The Bill & Melinda Gates Foundation today announced grants to a group of 14 organizations working on postsecondary financial aid solutions. The organizations represent a mix of thought leaders from business, higher education, civil rights and public policy. Each will explore policy recommendations for improving financial aid, so that more young people can attend college, become successful students and ultimately earn valuable postsecondary degrees and credentials.
These grants are part of a project, Reimagining Aid Design and Delivery (RADD), which will culminate in white papers published by each organization early next year. Each paper will offer an original perspective on how financial aid can help more students be successful in college. The foundation’s ultimate goal is to spark a robust discussion about how financial aid can be used as a lever to increase student success, especially for low-income and middle-income students.
“We believe financial aid is an important piece of the completion puzzle,” said Daniel Greenstein, director, Postsecondary Success, Bill & Melinda Gates Foundation. “Not only does it open doors for students, but when done right, financial aid can also increase the likelihood that young adults complete their educations. There is a lot to learn and we’re excited about beginning the conversation and finding out what the research will discover.”

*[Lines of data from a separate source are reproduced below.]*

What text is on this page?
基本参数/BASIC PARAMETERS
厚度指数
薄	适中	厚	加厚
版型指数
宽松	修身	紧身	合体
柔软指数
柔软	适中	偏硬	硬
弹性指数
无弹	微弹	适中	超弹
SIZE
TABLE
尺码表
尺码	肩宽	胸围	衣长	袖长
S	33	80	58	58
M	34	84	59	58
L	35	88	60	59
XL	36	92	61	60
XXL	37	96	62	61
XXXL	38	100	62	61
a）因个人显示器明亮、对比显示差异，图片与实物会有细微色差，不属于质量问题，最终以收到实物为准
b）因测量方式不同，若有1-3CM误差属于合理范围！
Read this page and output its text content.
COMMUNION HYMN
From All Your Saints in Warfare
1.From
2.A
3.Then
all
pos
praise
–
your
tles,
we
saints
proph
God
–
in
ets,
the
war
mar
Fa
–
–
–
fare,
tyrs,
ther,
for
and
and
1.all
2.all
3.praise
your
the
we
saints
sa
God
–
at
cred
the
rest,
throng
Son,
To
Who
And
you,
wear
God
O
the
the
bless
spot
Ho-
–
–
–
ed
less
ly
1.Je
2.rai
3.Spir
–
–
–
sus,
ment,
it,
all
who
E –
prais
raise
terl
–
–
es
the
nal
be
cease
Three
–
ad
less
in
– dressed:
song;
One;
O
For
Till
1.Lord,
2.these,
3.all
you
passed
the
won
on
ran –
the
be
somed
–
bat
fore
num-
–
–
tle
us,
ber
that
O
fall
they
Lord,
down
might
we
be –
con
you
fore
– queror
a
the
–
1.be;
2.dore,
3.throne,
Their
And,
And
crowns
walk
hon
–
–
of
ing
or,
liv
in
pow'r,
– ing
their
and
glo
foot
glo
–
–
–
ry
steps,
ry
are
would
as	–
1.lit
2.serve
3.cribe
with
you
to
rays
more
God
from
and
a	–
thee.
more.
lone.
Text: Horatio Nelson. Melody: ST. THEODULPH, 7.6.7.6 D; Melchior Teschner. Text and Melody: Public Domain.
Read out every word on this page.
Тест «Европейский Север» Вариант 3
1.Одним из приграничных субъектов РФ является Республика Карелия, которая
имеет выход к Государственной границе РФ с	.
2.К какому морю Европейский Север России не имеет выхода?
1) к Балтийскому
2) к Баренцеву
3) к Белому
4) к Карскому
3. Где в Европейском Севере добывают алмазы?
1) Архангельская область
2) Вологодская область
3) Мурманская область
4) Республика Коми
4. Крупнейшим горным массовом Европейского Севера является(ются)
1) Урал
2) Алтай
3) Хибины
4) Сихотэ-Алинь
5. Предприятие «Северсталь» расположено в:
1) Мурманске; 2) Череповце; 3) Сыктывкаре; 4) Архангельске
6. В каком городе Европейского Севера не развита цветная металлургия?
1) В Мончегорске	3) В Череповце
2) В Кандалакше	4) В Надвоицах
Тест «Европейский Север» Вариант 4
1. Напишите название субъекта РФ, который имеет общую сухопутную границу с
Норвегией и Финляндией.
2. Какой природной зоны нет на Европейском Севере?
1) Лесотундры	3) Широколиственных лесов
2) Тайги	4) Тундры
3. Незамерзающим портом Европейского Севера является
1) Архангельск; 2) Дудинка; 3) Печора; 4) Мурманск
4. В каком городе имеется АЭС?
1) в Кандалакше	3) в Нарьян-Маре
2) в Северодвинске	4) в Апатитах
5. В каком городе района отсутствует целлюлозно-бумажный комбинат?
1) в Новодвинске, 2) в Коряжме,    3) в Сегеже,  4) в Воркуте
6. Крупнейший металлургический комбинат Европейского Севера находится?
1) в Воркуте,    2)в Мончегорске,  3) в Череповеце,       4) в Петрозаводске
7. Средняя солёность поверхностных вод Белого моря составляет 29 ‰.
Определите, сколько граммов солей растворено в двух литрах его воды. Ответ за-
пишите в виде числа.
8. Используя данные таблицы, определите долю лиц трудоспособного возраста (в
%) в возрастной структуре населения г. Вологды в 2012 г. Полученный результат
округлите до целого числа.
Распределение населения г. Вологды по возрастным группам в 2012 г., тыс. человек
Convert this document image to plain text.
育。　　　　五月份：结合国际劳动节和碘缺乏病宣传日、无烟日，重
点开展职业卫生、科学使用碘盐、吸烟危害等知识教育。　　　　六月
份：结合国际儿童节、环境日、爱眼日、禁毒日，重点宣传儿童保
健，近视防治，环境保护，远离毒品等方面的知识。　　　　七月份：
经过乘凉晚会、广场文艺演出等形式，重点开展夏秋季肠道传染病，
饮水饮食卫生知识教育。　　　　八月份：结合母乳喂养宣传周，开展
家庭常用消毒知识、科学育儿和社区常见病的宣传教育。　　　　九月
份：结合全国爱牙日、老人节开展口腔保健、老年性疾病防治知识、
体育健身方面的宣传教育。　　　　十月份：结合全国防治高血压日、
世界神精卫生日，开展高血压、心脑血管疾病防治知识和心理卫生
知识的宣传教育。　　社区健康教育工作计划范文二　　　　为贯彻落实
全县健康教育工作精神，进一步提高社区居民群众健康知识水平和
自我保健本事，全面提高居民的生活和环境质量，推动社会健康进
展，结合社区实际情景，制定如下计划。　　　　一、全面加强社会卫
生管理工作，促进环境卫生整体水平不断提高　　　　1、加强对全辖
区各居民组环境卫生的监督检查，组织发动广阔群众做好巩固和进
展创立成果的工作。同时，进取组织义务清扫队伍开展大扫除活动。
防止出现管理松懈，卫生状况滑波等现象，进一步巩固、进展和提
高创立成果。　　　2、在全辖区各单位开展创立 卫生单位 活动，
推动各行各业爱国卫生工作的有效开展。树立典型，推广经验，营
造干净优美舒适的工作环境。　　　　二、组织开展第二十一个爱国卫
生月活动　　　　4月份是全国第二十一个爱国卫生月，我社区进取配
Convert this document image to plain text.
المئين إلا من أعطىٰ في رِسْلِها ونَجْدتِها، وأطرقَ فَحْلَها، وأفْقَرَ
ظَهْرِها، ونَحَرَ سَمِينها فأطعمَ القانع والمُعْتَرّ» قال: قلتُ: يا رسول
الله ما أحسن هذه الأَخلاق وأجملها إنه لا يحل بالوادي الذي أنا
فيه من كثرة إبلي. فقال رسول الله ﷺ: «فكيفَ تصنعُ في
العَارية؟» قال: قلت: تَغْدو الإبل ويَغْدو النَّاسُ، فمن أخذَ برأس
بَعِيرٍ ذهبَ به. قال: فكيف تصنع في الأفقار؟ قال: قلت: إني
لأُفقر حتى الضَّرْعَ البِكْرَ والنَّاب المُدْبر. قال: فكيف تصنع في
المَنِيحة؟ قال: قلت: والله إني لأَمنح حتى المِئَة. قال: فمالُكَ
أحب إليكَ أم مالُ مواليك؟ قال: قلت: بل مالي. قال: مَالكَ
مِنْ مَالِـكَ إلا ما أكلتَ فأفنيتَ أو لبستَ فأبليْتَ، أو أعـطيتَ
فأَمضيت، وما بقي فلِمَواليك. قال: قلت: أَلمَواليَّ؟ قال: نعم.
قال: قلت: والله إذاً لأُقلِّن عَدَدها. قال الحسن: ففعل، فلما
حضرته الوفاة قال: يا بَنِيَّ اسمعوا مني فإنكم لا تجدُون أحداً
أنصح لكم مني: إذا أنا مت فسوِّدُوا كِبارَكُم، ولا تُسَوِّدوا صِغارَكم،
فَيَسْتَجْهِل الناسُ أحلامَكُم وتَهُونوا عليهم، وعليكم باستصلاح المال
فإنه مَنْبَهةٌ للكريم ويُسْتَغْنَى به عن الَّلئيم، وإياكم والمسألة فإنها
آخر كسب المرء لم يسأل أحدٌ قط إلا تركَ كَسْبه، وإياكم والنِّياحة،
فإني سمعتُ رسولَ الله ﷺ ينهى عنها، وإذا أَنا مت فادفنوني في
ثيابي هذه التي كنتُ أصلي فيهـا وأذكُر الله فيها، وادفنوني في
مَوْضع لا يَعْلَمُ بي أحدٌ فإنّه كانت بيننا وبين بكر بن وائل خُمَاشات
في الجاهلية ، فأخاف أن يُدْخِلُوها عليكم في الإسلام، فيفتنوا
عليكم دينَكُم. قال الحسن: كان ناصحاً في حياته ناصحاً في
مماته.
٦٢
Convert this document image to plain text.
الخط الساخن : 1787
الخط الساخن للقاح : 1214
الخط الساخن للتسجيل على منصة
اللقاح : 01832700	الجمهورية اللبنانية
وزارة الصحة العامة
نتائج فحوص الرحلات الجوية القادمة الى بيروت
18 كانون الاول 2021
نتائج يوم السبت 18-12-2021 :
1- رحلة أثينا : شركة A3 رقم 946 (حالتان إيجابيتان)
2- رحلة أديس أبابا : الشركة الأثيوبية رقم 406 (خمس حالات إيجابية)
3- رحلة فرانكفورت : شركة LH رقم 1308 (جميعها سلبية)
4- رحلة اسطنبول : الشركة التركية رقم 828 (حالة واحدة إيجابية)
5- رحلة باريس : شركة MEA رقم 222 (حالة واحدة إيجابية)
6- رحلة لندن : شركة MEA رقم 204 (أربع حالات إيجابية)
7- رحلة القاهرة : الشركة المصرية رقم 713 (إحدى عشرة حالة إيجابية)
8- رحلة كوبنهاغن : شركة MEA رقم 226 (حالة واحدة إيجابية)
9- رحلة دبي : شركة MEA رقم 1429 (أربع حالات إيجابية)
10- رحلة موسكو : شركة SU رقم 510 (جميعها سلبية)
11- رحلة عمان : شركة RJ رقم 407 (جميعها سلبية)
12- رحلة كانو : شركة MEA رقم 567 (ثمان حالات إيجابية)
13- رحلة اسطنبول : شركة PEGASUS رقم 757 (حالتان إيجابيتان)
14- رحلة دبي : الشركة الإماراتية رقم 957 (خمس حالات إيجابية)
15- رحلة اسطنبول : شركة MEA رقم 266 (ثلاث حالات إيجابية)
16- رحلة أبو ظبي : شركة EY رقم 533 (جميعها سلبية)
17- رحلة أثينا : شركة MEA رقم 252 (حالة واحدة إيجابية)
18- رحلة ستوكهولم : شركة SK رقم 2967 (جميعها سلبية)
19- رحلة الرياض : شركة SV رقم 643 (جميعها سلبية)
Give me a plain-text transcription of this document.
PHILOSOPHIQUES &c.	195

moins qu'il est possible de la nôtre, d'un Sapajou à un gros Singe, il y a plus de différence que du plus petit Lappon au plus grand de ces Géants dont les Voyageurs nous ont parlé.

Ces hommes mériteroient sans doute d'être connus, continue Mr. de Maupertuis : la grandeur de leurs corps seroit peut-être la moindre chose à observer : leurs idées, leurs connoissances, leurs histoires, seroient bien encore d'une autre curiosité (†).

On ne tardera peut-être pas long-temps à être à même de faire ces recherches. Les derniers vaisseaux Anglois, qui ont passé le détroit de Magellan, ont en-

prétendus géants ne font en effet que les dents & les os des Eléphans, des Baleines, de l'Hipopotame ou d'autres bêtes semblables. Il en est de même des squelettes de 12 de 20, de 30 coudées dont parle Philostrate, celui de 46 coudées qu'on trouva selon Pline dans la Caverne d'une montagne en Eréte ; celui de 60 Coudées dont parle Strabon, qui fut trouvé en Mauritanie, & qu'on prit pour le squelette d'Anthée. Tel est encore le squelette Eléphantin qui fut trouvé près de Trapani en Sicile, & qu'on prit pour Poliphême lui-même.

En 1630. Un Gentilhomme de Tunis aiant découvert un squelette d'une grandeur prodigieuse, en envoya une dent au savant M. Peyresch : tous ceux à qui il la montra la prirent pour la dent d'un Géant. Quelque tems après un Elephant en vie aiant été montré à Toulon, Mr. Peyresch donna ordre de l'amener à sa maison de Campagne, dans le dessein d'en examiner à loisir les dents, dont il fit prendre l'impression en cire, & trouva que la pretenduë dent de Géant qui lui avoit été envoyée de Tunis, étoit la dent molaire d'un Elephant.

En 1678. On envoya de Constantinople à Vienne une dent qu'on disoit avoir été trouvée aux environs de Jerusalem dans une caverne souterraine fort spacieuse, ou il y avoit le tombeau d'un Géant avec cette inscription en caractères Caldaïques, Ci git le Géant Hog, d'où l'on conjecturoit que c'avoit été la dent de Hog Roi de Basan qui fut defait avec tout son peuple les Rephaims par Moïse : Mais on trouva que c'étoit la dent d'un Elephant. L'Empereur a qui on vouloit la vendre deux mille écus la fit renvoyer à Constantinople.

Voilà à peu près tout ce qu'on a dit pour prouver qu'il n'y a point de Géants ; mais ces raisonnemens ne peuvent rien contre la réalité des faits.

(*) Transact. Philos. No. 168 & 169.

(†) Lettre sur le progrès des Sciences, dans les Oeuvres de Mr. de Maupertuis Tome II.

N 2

The RADD project is intended to accomplish two goals: (1) to shift the national conversation on federal financial aid toward ideas that will make college more affordable, while giving students the support and encouragement they need to earn their degree or credential; and (2) to seed the field with innovative policies that can make that happen.
The U.S. economy needs more highly-skilled workers than our postsecondary system is producing, and there is an increasing mismatch between the qualifications of those entering the labor market and employer needs. At this critical moment, there is an opportunity to explore new ways of helping students finance their postsecondary educations so that they are encouraged and supported, from start to finish. Currently, only about half of all students who start a postsecondary program complete.
The 14 organizations involved in the RADD project will receive a total of $3.3 million in grants.
The organizations are: Alliance for Excellent Education, Association of Public & Land-Grant Universities (APLU), Center for Law & Social Policy (CLASP), Committee for Economic Development, Excelencia in Education, HCM Strategists , Institute for Higher Education Policy (IHEP), National Association of Student Financial Aid Administrators (NASFAA), National College Access Network (NCAN), New America Foundation (NAF), The Education Trust, The Institute for College Access & Success (TICAS), US Chamber of Commerce’s Institute for a Competitive Workforce, and Young Invincibles.
Additional grantees may be added as the project moves forward.
The RADD project supports the foundation’s overall commitment to helping students obtain the credentials they need to be competitive in the workforce, and to helping institutions improve while managing costs in tough times.
“As education costs increase and public funding diminishes, we have lost the one thing that has kept college within everyone’s reach—affordability,” added Greenstein.
In addition to financial aid, the foundation’s postsecondary strategy also supports flexible learning platforms, improved technology, and high-quality on-campus programs, which are all part of the effort to substantively address affordability and student success.